歯は人の体の中で一番硬い組織ですが、さまざまな原因により、この硬組織が壊されることがあります。むし歯はむし歯菌によって産生される酸により、歯が溶かされ穴があいたり欠けたりしますが、むし歯以外の原因によっても歯の硬い組織が壊されることがあります。
- 酸蝕:以前は酸を扱う職場で、歯が溶かされるような症状(酸蝕症)が多くみられましたが、近年は過食症や拒食症で嘔吐により胃酸が口腔にまで逆流し歯の一部が溶けるということが起っています。また酸性の飲料を他院することによっても起こるといわれています。
- 摩耗:主に硬い歯ブラシで不適当な磨き方(強い横磨き等)を続けることにより、歯の根元が掘れていきます。
- 咬耗:長年噛むことにより歯を使っていると、誰でもある程度は歯が擦り減るということは起こりますが、歯ぎしりなどで、歯が過度にすり減ってしまうことがあります。
- アブフラクション:専門的な用語ですが、嚙み合わせが原因で歯に不適当な力が加わると、歯の根元に近い部分が三角形に破壊されることがあります。

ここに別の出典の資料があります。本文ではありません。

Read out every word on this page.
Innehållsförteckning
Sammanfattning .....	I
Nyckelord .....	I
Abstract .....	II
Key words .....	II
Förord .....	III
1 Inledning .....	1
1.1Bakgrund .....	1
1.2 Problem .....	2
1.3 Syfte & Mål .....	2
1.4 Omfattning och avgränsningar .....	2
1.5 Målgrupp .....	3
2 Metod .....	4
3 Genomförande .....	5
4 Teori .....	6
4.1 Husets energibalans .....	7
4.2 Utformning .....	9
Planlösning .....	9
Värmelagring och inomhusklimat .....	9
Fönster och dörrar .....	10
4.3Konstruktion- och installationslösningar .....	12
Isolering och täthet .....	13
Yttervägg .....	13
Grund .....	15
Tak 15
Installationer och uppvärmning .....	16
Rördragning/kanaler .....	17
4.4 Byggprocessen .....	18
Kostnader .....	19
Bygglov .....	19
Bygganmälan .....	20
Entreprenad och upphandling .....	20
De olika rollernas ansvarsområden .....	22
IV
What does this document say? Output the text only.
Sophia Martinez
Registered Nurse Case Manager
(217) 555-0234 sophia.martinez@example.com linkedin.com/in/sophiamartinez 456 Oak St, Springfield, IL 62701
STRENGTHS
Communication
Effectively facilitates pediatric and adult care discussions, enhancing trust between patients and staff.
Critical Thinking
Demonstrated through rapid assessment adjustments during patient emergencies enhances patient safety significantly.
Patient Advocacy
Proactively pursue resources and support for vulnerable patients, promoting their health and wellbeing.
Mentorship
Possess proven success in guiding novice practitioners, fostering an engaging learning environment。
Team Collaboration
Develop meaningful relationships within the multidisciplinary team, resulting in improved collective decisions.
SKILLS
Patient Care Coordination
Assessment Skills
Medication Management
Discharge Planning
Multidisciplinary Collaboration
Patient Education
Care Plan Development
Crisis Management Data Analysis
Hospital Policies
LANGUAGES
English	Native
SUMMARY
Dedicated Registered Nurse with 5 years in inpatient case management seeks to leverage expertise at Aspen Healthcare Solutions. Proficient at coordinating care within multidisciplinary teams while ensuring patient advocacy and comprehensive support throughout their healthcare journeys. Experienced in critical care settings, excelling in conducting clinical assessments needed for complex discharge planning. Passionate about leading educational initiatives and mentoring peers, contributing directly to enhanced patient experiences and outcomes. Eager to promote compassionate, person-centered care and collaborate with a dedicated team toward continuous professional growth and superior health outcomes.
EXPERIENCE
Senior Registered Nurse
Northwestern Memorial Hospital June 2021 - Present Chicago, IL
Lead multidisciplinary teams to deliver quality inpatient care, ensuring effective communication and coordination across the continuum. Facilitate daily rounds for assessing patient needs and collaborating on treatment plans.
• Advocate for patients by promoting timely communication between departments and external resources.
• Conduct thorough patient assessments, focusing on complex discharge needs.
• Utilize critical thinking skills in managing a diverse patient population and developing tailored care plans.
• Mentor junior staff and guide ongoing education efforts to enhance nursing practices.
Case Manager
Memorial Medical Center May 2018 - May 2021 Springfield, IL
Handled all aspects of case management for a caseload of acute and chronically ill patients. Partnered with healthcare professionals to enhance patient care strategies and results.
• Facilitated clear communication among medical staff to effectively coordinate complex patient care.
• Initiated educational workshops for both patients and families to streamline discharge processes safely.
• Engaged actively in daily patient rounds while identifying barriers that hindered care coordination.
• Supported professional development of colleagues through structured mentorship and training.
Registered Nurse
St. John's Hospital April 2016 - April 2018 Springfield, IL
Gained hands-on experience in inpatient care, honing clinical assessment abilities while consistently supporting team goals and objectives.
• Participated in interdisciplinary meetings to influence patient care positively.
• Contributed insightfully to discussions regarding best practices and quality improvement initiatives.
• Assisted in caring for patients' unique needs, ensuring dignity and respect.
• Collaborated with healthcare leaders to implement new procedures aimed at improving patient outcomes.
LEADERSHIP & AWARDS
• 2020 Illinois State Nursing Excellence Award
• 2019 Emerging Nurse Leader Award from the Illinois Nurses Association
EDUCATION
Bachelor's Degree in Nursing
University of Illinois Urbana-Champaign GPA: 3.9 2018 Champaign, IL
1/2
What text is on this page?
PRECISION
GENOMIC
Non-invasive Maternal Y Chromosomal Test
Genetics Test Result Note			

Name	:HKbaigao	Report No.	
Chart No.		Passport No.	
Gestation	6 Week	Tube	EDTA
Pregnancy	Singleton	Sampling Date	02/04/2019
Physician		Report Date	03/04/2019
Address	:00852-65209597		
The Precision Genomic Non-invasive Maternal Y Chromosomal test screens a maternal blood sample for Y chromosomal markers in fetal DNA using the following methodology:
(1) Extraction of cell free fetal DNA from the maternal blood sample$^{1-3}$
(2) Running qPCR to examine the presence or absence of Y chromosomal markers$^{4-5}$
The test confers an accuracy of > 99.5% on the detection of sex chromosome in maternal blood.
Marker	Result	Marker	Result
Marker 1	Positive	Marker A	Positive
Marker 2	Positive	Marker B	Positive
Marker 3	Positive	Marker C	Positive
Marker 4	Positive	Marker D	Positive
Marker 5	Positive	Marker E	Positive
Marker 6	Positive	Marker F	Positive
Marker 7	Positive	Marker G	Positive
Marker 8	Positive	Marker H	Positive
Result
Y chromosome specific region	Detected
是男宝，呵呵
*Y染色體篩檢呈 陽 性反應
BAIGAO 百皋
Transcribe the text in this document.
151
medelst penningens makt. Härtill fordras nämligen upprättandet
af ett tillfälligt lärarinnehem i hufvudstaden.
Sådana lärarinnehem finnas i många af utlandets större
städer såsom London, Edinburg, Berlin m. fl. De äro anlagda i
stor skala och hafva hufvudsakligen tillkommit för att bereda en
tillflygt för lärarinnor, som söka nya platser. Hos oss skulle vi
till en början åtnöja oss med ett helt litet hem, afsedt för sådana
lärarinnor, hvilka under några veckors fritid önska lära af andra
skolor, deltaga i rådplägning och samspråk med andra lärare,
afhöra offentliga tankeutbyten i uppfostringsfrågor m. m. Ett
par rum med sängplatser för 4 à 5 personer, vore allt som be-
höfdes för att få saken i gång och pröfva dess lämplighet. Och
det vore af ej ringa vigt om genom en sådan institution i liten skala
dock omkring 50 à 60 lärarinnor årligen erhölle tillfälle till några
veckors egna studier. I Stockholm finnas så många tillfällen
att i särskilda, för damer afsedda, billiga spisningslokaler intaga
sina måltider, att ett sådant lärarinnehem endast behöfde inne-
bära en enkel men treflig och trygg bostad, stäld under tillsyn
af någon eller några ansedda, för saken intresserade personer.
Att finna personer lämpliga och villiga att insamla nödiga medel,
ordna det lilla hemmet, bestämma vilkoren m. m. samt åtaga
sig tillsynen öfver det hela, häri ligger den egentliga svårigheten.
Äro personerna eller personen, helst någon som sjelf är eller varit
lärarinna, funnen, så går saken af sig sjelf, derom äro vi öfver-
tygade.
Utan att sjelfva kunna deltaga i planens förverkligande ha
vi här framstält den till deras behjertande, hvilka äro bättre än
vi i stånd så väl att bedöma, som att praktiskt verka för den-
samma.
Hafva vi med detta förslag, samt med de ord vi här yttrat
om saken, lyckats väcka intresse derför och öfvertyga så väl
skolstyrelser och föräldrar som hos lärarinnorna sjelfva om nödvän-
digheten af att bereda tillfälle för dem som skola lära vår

これらむし歯以外の原因により歯の硬い組織が溶けたり、壊されたりすることを近年「トゥースウエア」と呼ぶことがあります。トゥースウエアは直接歯が失われる原因にはなりませんが、しみる、噛みにくい、歯の角が気になる、見た目が気になる、といったことが起ります。ご質問のケースはたぶん軽度の咬耗か摩耗であると考えられますが、原因も含めて調べるために、歯科を受診されることをお勧めします。
急なむし歯の進行?
62歳の女性の方よりご質問をいただきました。『もともと歯は丈夫な方で歯みがきもきちんとしているのに、最近、急にむし歯ができやすくなりました。なぜでしょうか?』
むし歯ができるのには歯みがきの良し悪しだけでなく、歯の質、だ液量、砂糖の摂取などの原因がかかわっています。むし歯はインフルエンザのようにある日を境に急に発症するような病気ではありません。けれども実際には、それまでむし歯もなく口腔清掃状態も良好であった患者様が定期健診にこれらて、突然歯が悪くなったということを目にすることがあります。多くの場合、何らかの健康上の問題や生活習慣の変化が生じています。
加齢によってもある程度だ液量は減少しますが、高血圧症や不眠症などの治療のために薬を継続して服用するようになると唾液分泌が少なくなり、むし歯菌ができやすくなることがよくあります。さらに、喉が渇いたり、声の具合が悪くなって飴や清涼飲料を頻繁に摂取するようになると、むし歯の発症が急に多くなります。仕事や家庭の状況が変わって生活のリズムに変化があっただけでもむし歯が急に増えることもしばしばです。禁煙のためいつも砂糖入りガムを噛んでいただめに、むし歯になったなどということもあります。
ご自身でも何か思い当たるところがあるかもしれません。以前と違う習慣が生活の中に入ってきませんでしたか、糖分を控えることは自分である程度できるでしょう。しかし、服薬内容を確認して唾液分泌抑制の少ない薬に変えてもらえるかお医者さんに尋ねたり、生活習慣のどこを改善すればむし歯になりにくくなるかなどはご自身での判断は難しいと思います。一度、かかりつけの歯科医院で相談されることをお勧めします。